Debugging Cloud TPU VMs

This document describes how to use the cloud-tpu-diagnostics PyPI package to generate stack traces for processes running in TPU VMs. This package dumps the Python traces when a fault occurs, for example segmentation faults, floating-point exceptions, or illegal operation exceptions. Additionally, it also periodically collects stack traces to help you debug situations when the program is unresponsive.

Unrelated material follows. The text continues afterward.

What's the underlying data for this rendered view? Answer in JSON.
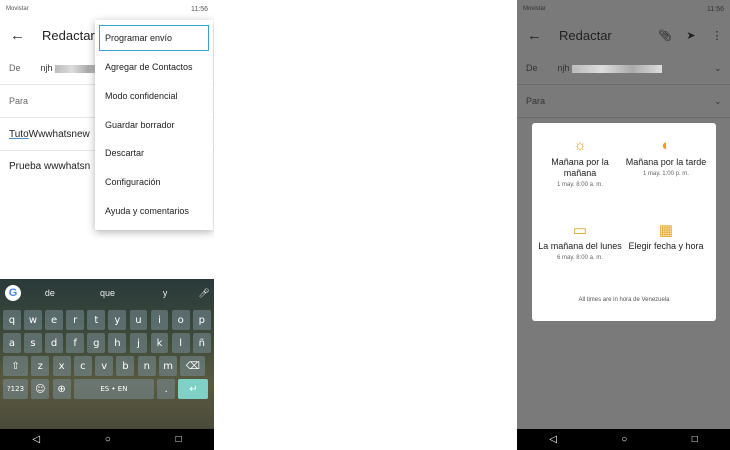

To use the cloud-tpu-diagnostics PyPI package, you must install it by running pip install cloud-tpu-diagnostics on all TPU VMs. You can do this with one gcloud compute tpus tpu-vm ssh command. For example:

  gcloud compute tpus tpu-vm ssh you-tpu-name \
  --zone=your-zone \
  --project=your-project-name \
  --worker=all \
  --command="pip install cloud-tpu-diagnostics"

You must also add the following code to your scripts running on all TPU VMs.

from cloud_tpu_diagnostics import diagnostic
from cloud_tpu_diagnostics.configuration import debug_configuration
from cloud_tpu_diagnostics.configuration import diagnostic_configuration
from cloud_tpu_diagnostics.configuration import stack_trace_configuration

stack_trace_config = stack_trace_configuration.StackTraceConfig(
                      collect_stack_trace = True,
                      stack_trace_to_cloud = True)
debug_config = debug_configuration.DebugConfig(
                stack_trace_config = stack_trace_config)
diagnostic_config = diagnostic_configuration.DiagnosticConfig(
                      debug_config = debug_config)

By default, stack traces are collected every 10 minutes. You can change the duration between two stack trace collection events to 5 minutes, for example:

stack_trace_config = stack_trace_configuration.StackTraceConfig(
                      collect_stack_trace = True,
                      stack_trace_to_cloud = True,
                      stack_trace_interval_seconds = 300)

Wrap your main method with diagnose() to periodically collect the stack traces:

with diagnostic.diagnose(diagnostic_config):
    run_main()

This configuration starts collecting stack traces inside the /tmp/debugging directory on each TPU VM. There is an agent running on all TPU VMs that uploads the traces from a temporary directory to Cloud Logging.